We are introduced to Dr. Sophie Knowles, a mathematics professor at a local college and some of her associates including Dr. Keith, a despised professor and Sophie's assistant, Rachel Wheeler. The relationship between Keith and Rachel was not a good one and when Keith's body is discovered, Rachel becomes the prime suspect in his murder. Believing that Rachel is innocent, Sophie systematically gathers clues that will reveal the killer's identity. This is a good debut series. This was a good mystery with a well-thought out plot that was hard to put down from the first paragraph to the conclusion. I like the steady and comfortable tone of the story and the interesting conversations that gave me more insights into this wonderful cast of characters that inhabit Sophie's circle of friends. Also included are bonus brain teasers that were fun to do. This enjoyable series is a welcome addition to the cozy mystery genre.

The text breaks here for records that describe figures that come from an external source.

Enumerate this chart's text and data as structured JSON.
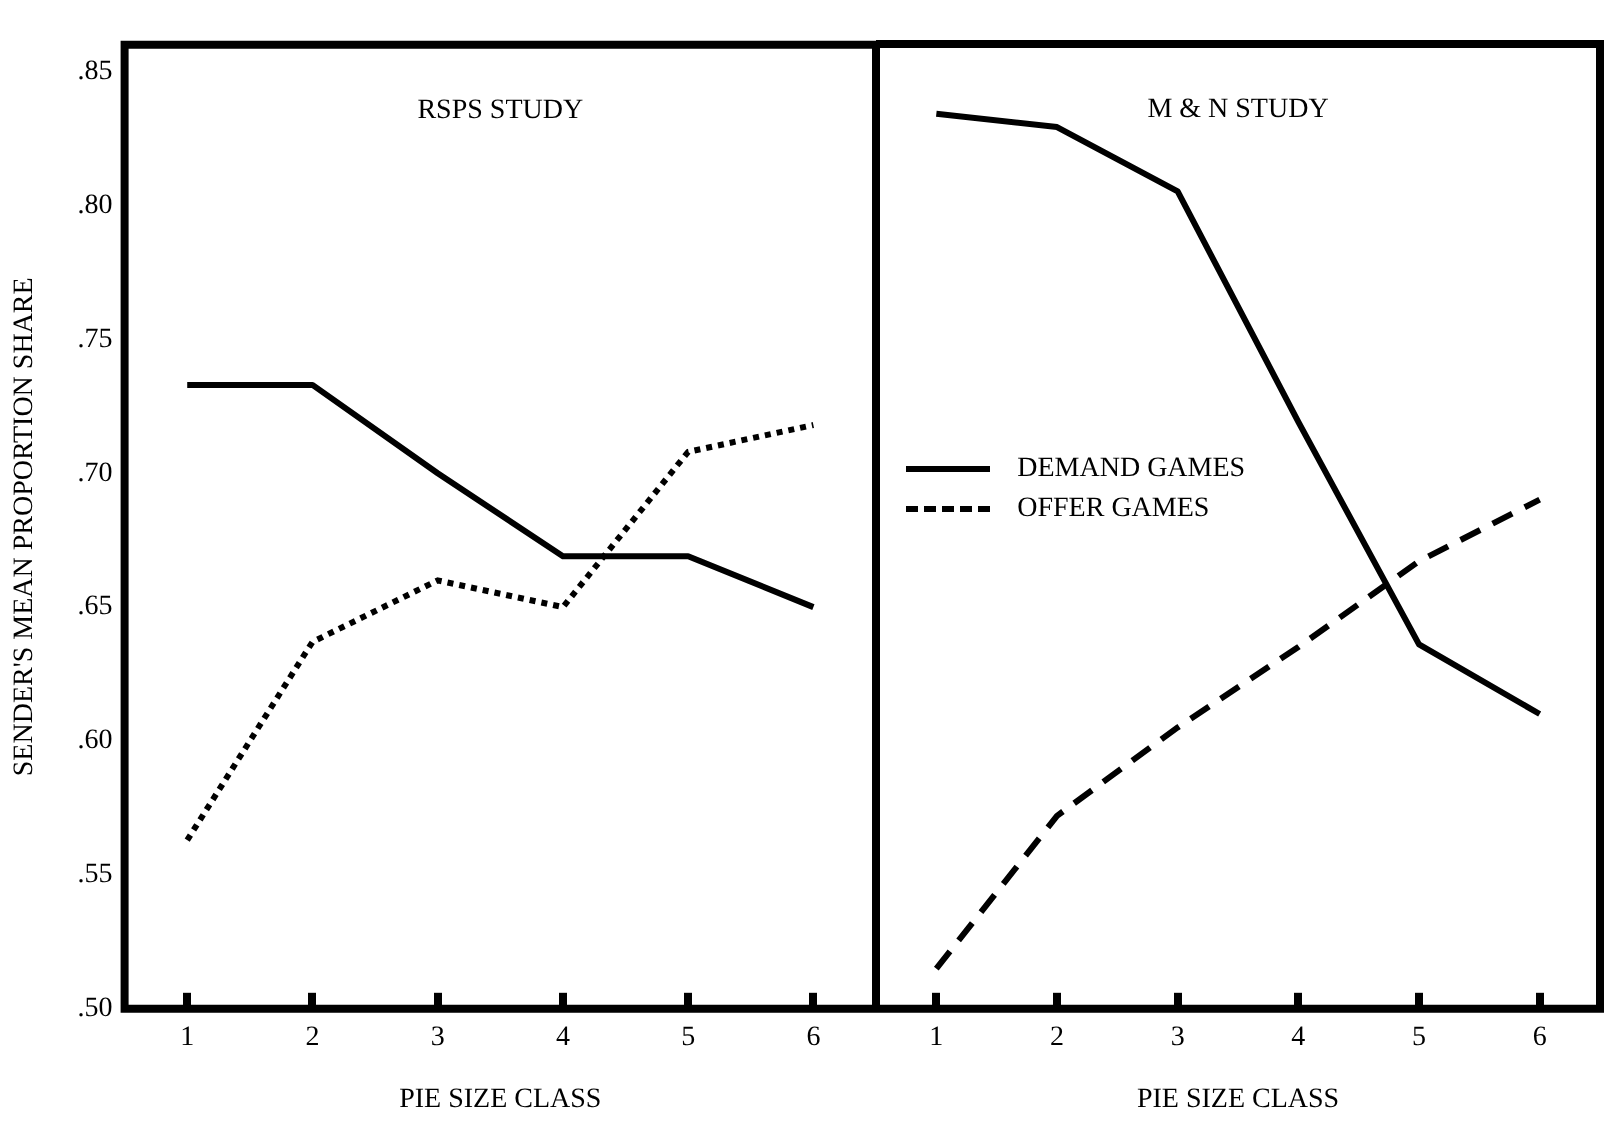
{
  "chart_data": [
    {
      "type": "line",
      "title": "RSPS STUDY",
      "xlabel": "PIE SIZE CLASS",
      "ylabel": "SENDER'S MEAN PROPORTION SHARE",
      "categories": [
        "1",
        "2",
        "3",
        "4",
        "5",
        "6"
      ],
      "ylim": [
        0.5,
        0.86
      ],
      "yticks": [
        {
          "value": 0.5,
          "label": ".50"
        },
        {
          "value": 0.55,
          "label": ".55"
        },
        {
          "value": 0.6,
          "label": ".60"
        },
        {
          "value": 0.65,
          "label": ".65"
        },
        {
          "value": 0.7,
          "label": ".70"
        },
        {
          "value": 0.75,
          "label": ".75"
        },
        {
          "value": 0.8,
          "label": ".80"
        },
        {
          "value": 0.85,
          "label": ".85"
        }
      ],
      "grid": false,
      "legend": false,
      "marker": "none",
      "series": [
        {
          "color": "#000000",
          "line_style": "solid",
          "values": [
            0.733,
            0.733,
            0.7,
            0.669,
            0.669,
            0.65
          ]
        },
        {
          "color": "#000000",
          "line_style": "dotted",
          "values": [
            0.563,
            0.637,
            0.66,
            0.65,
            0.708,
            0.718
          ]
        }
      ]
    },
    {
      "type": "line",
      "title": "M & N STUDY",
      "xlabel": "PIE SIZE CLASS",
      "categories": [
        "1",
        "2",
        "3",
        "4",
        "5",
        "6"
      ],
      "ylim": [
        0.5,
        0.86
      ],
      "tick_labels": "x",
      "grid": false,
      "legend": "center left",
      "marker": "none",
      "series": [
        {
          "name": "DEMAND GAMES",
          "color": "#000000",
          "line_style": "solid",
          "values": [
            0.834,
            0.829,
            0.805,
            0.719,
            0.636,
            0.61
          ]
        },
        {
          "name": "OFFER GAMES",
          "color": "#000000",
          "line_style": "dashed",
          "values": [
            0.515,
            0.572,
            0.605,
            0.635,
            0.667,
            0.69
          ]
        }
      ]
    }
  ]
}
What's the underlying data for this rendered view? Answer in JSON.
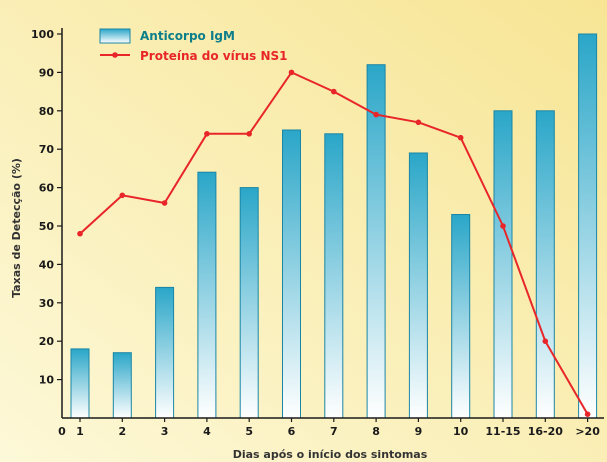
{
  "chart_data": {
    "type": "bar",
    "categories": [
      "1",
      "2",
      "3",
      "4",
      "5",
      "6",
      "7",
      "8",
      "9",
      "10",
      "11-15",
      "16-20",
      ">20"
    ],
    "origin_tick_label": "0",
    "series": [
      {
        "name": "Anticorpo IgM",
        "type": "bar",
        "values": [
          18,
          17,
          34,
          64,
          60,
          75,
          74,
          92,
          69,
          53,
          80,
          80,
          100
        ]
      },
      {
        "name": "Proteína do vírus NS1",
        "type": "line",
        "values": [
          48,
          58,
          56,
          74,
          74,
          90,
          85,
          79,
          77,
          73,
          50,
          20,
          1
        ]
      }
    ],
    "xlabel": "Dias após o início dos sintomas",
    "ylabel": "Taxas de Detecção (%)",
    "ylim": [
      0,
      100
    ],
    "yticks": [
      "10",
      "20",
      "30",
      "40",
      "50",
      "60",
      "70",
      "80",
      "90",
      "100"
    ],
    "legend_position": "top-left",
    "grid": false,
    "colors": {
      "background_light": "#fdf8d8",
      "background_dark": "#f7e594",
      "bar_top": "#2aa6c8",
      "bar_bottom": "#ffffff",
      "bar_stroke": "#1a86a6",
      "line": "#e8262a",
      "axis": "#1a1a1a",
      "legend_text": "#0e7f8a",
      "label_text": "#333333"
    }
  }
}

By: JAY STRAFFORD | Richmond Times-Dispatch

In academia, the molding of young minds is of top importance, debates are conducted with civility and insight, and professors work cooperatively and pleasantly with one another. Or not. In "The Square Root of Murder" (292 pages, Berkley Prime Crime, $7.99), the first in Ada Madison's projected series, death is wearing the academic robes.

Sophie Knowles, an associate professor of mathematics, embodies the best of the profession. But she's human, and she's not above disliking some of her colleagues.

Trouble is, one of them, Keith Appleton, an associate professor of chemistry, is found poisoned in his office while a party was being held on Sophie's floor of the office building. And Keith was the thesis adviser to her assistant, Rachel Wheeler, and had been giving Rachel a hard time. When marked-up pages from a draft are found scattered in Keith's office, Rachel is the cops' prime suspect.

A clever puzzle, "The Square Root of Murder" is well-plotted, and the reader will want to see more of Sophie. Madison has found the right equation for success in this entertaining series debut.

By: MARY LIGNOR | Once Upon A Romance Review

Dr. Sophie Knowles is a math teacher at Henley College in Massachusetts. She is also the creator of math puzzles and brain teasers for several magazines. Her students are crazy about her and, on top of that she has a helicopter pilot boyfriend who is a real Adonis. As we start this tale, Sophie is teaching summer school. In Massachusetts, this is not a fun job as the heat and humidity in Massachusetts in the summer will take your breath away and you have to fight to get it back.

There is a tradition at Benjamin Franklin Hall in the Math/Science Department, and that is to celebrate the birthdays of famous scholars with the students. Unfortunately, at the latest party Dr. Keith Appleton who is without a doubt the most hated professor on the campus is found dead. Evidence points to Sophie's assistant Rachel, as the prime suspect. Dr. Appleton refused to recommend Rachel for medical school and, several other reasons. But, Sophie refuses to even consider that Rachel is a killer. So, Sophie decides to do a little investigating of her own trying to find out just who the killer actually is while being careful to stay out of the killers path.

This is a debut series, called A Professor Sophie Knowles Mystery and this reader is looking forward to more. The author knows her characters, being a PhD herself and is a wonderful story teller to boot.